Risikofaktor für Parkinson identifiziert

Foto: DNA-Strang

Eine Veränderung der Gene kann
Parkinson auslösen; © SXC

Wissenschaftler des Helmholtz Zentrums München sowie der dortigen Technischen Universität und der Ludwig-Maximilians-Universität (LMU) haben Nervenzellen im Gehirn daraufhin untersucht, welche Gene sich bei einer Parkinson-Erkrankung in ihrer Aktivität verändern. Die Forscher fanden eine erhöhte Aktivität des Pyridoxalkinase-Gens. Anschließend verglichen sie dieses Gen bei über 1.200 Parkinson-Patienten mit der Erbinformation von mehr als 2.800 gesunden Probanden. So konnte eine genetische Variante entdeckt werden, die das Risiko erhöht, an Parkinson zu erkranken.

Möglicherweise führt sie zu einer veränderten Menge oder Aktivität des Enzyms Pyridoxalkinase (PDXK) im Gehirn. Dabei ist die verwendete Methode der Expressionsanalyse aus Einzelneuronen richtungweisend und eröffnet in Kombination mit der genetischen Assoziationsanalyse neue Möglichkeiten zur Analyse genetischer Risikofaktoren.
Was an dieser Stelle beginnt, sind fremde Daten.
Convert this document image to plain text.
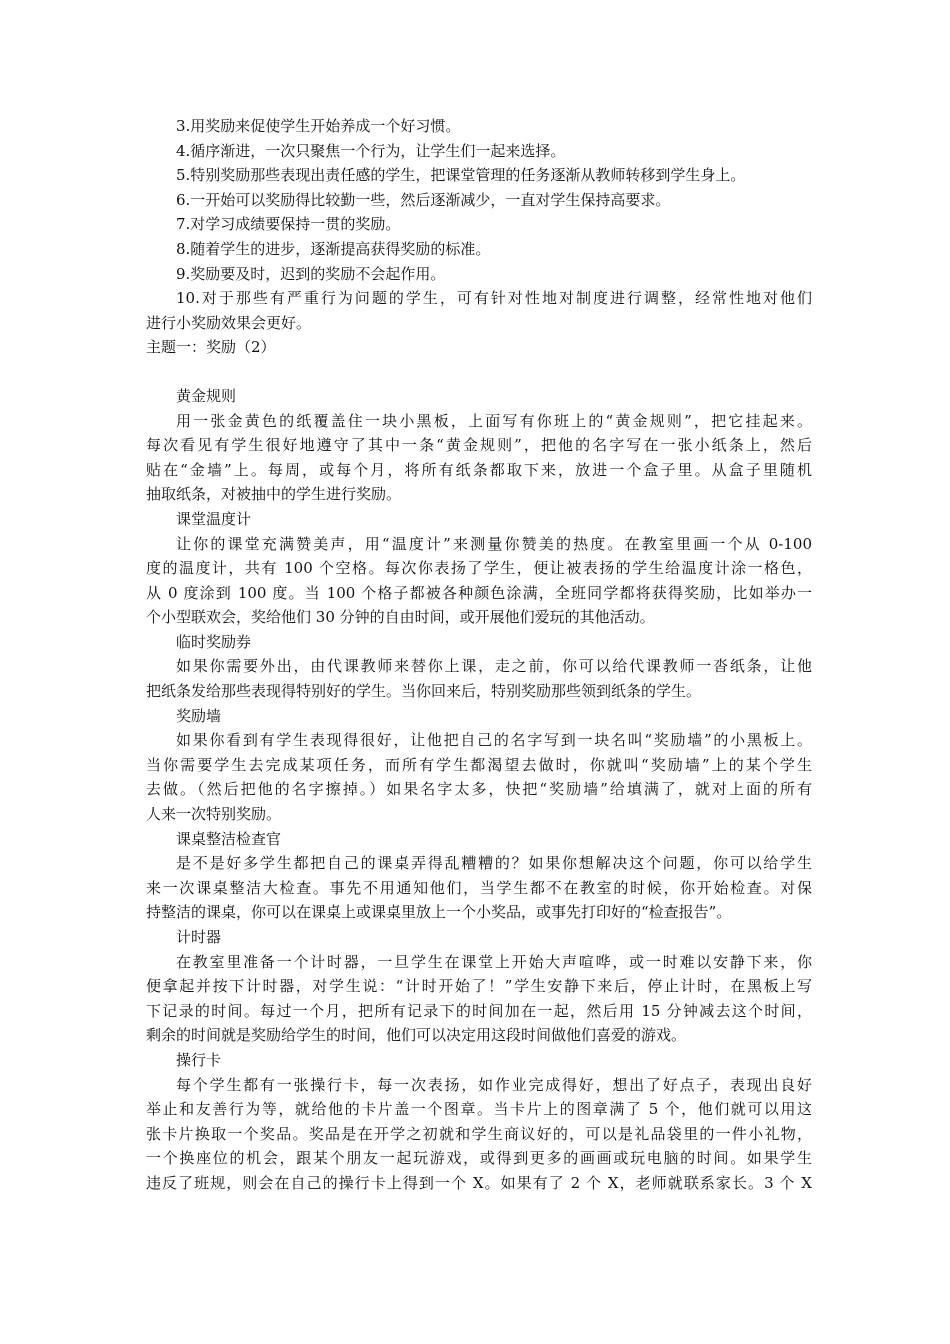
3.用奖励来促使学生开始养成一个好习惯。
4.循序渐进，一次只聚焦一个行为，让学生们一起来选择。
5.特别奖励那些表现出责任感的学生，把课堂管理的任务逐渐从教师转移到学生身上。
6.一开始可以奖励得比较勤一些，然后逐渐减少，一直对学生保持高要求。
7.对学习成绩要保持一贯的奖励。
8.随着学生的进步，逐渐提高获得奖励的标准。
9.奖励要及时，迟到的奖励不会起作用。
10.对于那些有严重行为问题的学生，可有针对性地对制度进行调整，经常性地对他们
进行小奖励效果会更好。
主题一：奖励（2）
黄金规则
用一张金黄色的纸覆盖住一块小黑板，上面写有你班上的“黄金规则”，把它挂起来。
每次看见有学生很好地遵守了其中一条“黄金规则”，把他的名字写在一张小纸条上，然后
贴在“金墙”上。每周，或每个月，将所有纸条都取下来，放进一个盒子里。从盒子里随机
抽取纸条，对被抽中的学生进行奖励。
课堂温度计
让你的课堂充满赞美声，用“温度计”来测量你赞美的热度。在教室里画一个从 0-100
度的温度计，共有 100 个空格。每次你表扬了学生，便让被表扬的学生给温度计涂一格色，
从 0 度涂到 100 度。当 100 个格子都被各种颜色涂满，全班同学都将获得奖励，比如举办一
个小型联欢会，奖给他们 30 分钟的自由时间，或开展他们爱玩的其他活动。
临时奖励券
如果你需要外出，由代课教师来替你上课，走之前，你可以给代课教师一沓纸条，让他
把纸条发给那些表现得特别好的学生。当你回来后，特别奖励那些领到纸条的学生。
奖励墙
如果你看到有学生表现得很好，让他把自己的名字写到一块名叫“奖励墙”的小黑板上。
当你需要学生去完成某项任务，而所有学生都渴望去做时，你就叫“奖励墙”上的某个学生
去做。（然后把他的名字擦掉。）如果名字太多，快把“奖励墙”给填满了，就对上面的所有
人来一次特别奖励。
课桌整洁检查官
是不是好多学生都把自己的课桌弄得乱糟糟的？如果你想解决这个问题，你可以给学生
来一次课桌整洁大检查。事先不用通知他们，当学生都不在教室的时候，你开始检查。对保
持整洁的课桌，你可以在课桌上或课桌里放上一个小奖品，或事先打印好的“检查报告”。
计时器
在教室里准备一个计时器，一旦学生在课堂上开始大声喧哗，或一时难以安静下来，你
便拿起并按下计时器，对学生说：“计时开始了！”学生安静下来后，停止计时，在黑板上写
下记录的时间。每过一个月，把所有记录下的时间加在一起，然后用 15 分钟减去这个时间，
剩余的时间就是奖励给学生的时间，他们可以决定用这段时间做他们喜爱的游戏。
操行卡
每个学生都有一张操行卡，每一次表扬，如作业完成得好，想出了好点子，表现出良好
举止和友善行为等，就给他的卡片盖一个图章。当卡片上的图章满了 5 个，他们就可以用这
张卡片换取一个奖品。奖品是在开学之初就和学生商议好的，可以是礼品袋里的一件小礼物，
一个换座位的机会，跟某个朋友一起玩游戏，或得到更多的画画或玩电脑的时间。如果学生
违反了班规，则会在自己的操行卡上得到一个 X。如果有了 2 个 X，老师就联系家长。3 个 X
PDXK wandelt Vitamin B6 aus der Nahrung in die im Körper aktive Form um, welche die Voraussetzung zur Produktion des Signalstoffs Dopamin ist. Für die Erkrankung wird das beschleunigte Altern und Absterben von Nervenzellen verantwortlich gemacht, die den Botenstoff Dopamin herstellen. Die verminderte Synthese des Botenstoffs erklärt die meisten Symptome des Morbus Parkinson: Die langsam fortschreitende neurologische Erkrankung geht mit Muskelstarre, Muskelzittern und einer Verlangsamung der Bewegungen einher.
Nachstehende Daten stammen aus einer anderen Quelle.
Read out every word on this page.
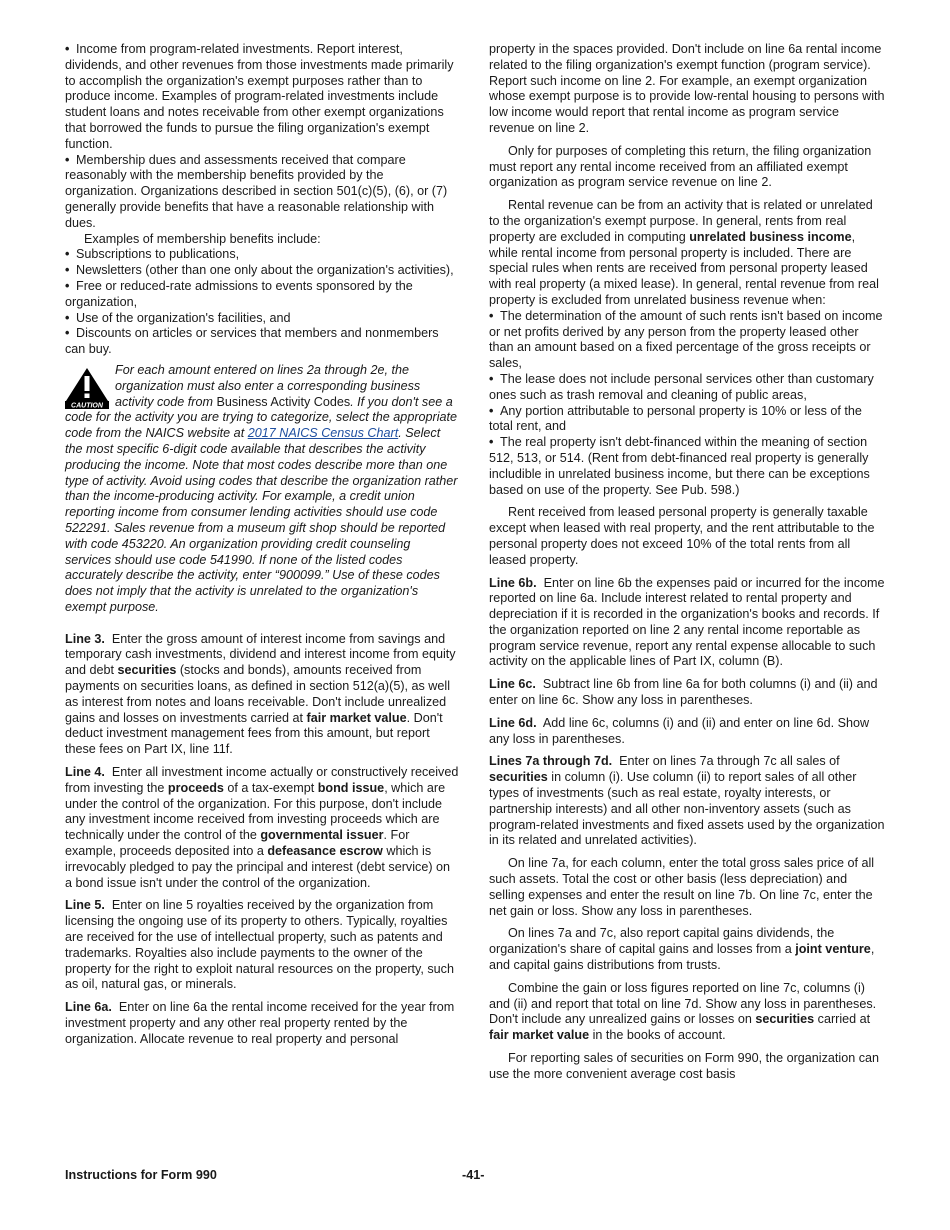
• Income from program-related investments. Report interest, dividends, and other revenues from those investments made primarily to accomplish the organization's exempt purposes rather than to produce income. Examples of program-related investments include student loans and notes receivable from other exempt organizations that borrowed the funds to pursue the filing organization's exempt function.

• Membership dues and assessments received that compare reasonably with the membership benefits provided by the organization. Organizations described in section 501(c)(5), (6), or (7) generally provide benefits that have a reasonable relationship with dues.

Examples of membership benefits include:

• Subscriptions to publications,

• Newsletters (other than one only about the organization's activities),

• Free or reduced-rate admissions to events sponsored by the organization,

• Use of the organization's facilities, and

• Discounts on articles or services that members and nonmembers can buy.

CAUTION
For each amount entered on lines 2a through 2e, the organization must also enter a corresponding business activity code from Business Activity Codes. If you don't see a code for the activity you are trying to categorize, select the appropriate code from the NAICS website at 2017 NAICS Census Chart. Select the most specific 6-digit code available that describes the activity producing the income. Note that most codes describe more than one type of activity. Avoid using codes that describe the organization rather than the income-producing activity. For example, a credit union reporting income from consumer lending activities should use code 522291. Sales revenue from a museum gift shop should be reported with code 453220. An organization providing credit counseling services should use code 541990. If none of the listed codes accurately describe the activity, enter “900099.” Use of these codes does not imply that the activity is unrelated to the organization's exempt purpose.

Line 3. Enter the gross amount of interest income from savings and temporary cash investments, dividend and interest income from equity and debt securities (stocks and bonds), amounts received from payments on securities loans, as defined in section 512(a)(5), as well as interest from notes and loans receivable. Don't include unrealized gains and losses on investments carried at fair market value. Don't deduct investment management fees from this amount, but report these fees on Part IX, line 11f.

Line 4. Enter all investment income actually or constructively received from investing the proceeds of a tax-exempt bond issue, which are under the control of the organization. For this purpose, don't include any investment income received from investing proceeds which are technically under the control of the governmental issuer. For example, proceeds deposited into a defeasance escrow which is irrevocably pledged to pay the principal and interest (debt service) on a bond issue isn't under the control of the organization.

Line 5. Enter on line 5 royalties received by the organization from licensing the ongoing use of its property to others. Typically, royalties are received for the use of intellectual property, such as patents and trademarks. Royalties also include payments to the owner of the property for the right to exploit natural resources on the property, such as oil, natural gas, or minerals.

Line 6a. Enter on line 6a the rental income received for the year from investment property and any other real property rented by the organization. Allocate revenue to real property and personal

property in the spaces provided. Don't include on line 6a rental income related to the filing organization's exempt function (program service). Report such income on line 2. For example, an exempt organization whose exempt purpose is to provide low-rental housing to persons with low income would report that rental income as program service revenue on line 2.

Only for purposes of completing this return, the filing organization must report any rental income received from an affiliated exempt organization as program service revenue on line 2.

Rental revenue can be from an activity that is related or unrelated to the organization's exempt purpose. In general, rents from real property are excluded in computing unrelated business income, while rental income from personal property is included. There are special rules when rents are received from personal property leased with real property (a mixed lease). In general, rental revenue from real property is excluded from unrelated business revenue when:

• The determination of the amount of such rents isn't based on income or net profits derived by any person from the property leased other than an amount based on a fixed percentage of the gross receipts or sales,

• The lease does not include personal services other than customary ones such as trash removal and cleaning of public areas,

• Any portion attributable to personal property is 10% or less of the total rent, and

• The real property isn't debt-financed within the meaning of section 512, 513, or 514. (Rent from debt-financed real property is generally includible in unrelated business income, but there can be exceptions based on use of the property. See Pub. 598.)

Rent received from leased personal property is generally taxable except when leased with real property, and the rent attributable to the personal property does not exceed 10% of the total rents from all leased property.

Line 6b. Enter on line 6b the expenses paid or incurred for the income reported on line 6a. Include interest related to rental property and depreciation if it is recorded in the organization's books and records. If the organization reported on line 2 any rental income reportable as program service revenue, report any rental expense allocable to such activity on the applicable lines of Part IX, column (B).

Line 6c. Subtract line 6b from line 6a for both columns (i) and (ii) and enter on line 6c. Show any loss in parentheses.

Line 6d. Add line 6c, columns (i) and (ii) and enter on line 6d. Show any loss in parentheses.

Lines 7a through 7d. Enter on lines 7a through 7c all sales of securities in column (i). Use column (ii) to report sales of all other types of investments (such as real estate, royalty interests, or partnership interests) and all other non-inventory assets (such as program-related investments and fixed assets used by the organization in its related and unrelated activities).

On line 7a, for each column, enter the total gross sales price of all such assets. Total the cost or other basis (less depreciation) and selling expenses and enter the result on line 7b. On line 7c, enter the net gain or loss. Show any loss in parentheses.

On lines 7a and 7c, also report capital gains dividends, the organization's share of capital gains and losses from a joint venture, and capital gains distributions from trusts.

Combine the gain or loss figures reported on line 7c, columns (i) and (ii) and report that total on line 7d. Show any loss in parentheses. Don't include any unrealized gains or losses on securities carried at fair market value in the books of account.

For reporting sales of securities on Form 990, the organization can use the more convenient average cost basis

Instructions for Form 990	-41-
Neben den Einschränkungen des täglichen Lebens durch diese Symptome kann eine verminderte Stabilität beim Aufrechthalten des Körpers zu gefährlichen Stürzen führen. Überdies können im Verlauf der Erkrankung Missempfindungen, sogenannte vegetative Störungen wie z.B. eine Blasenstörung sowie Depressionen und andere psychische Veränderungen auftreten.

"Unsere Studie zeigt das Zusammenspiel von erblichen Faktoren und Umwelteinflüssen wie zum Beispiel Nahrungsgewohnheiten bei der Entstehung des Morbus Parkinson“, erklärt Erstautor der Studie, Doktor Matthias Elstner.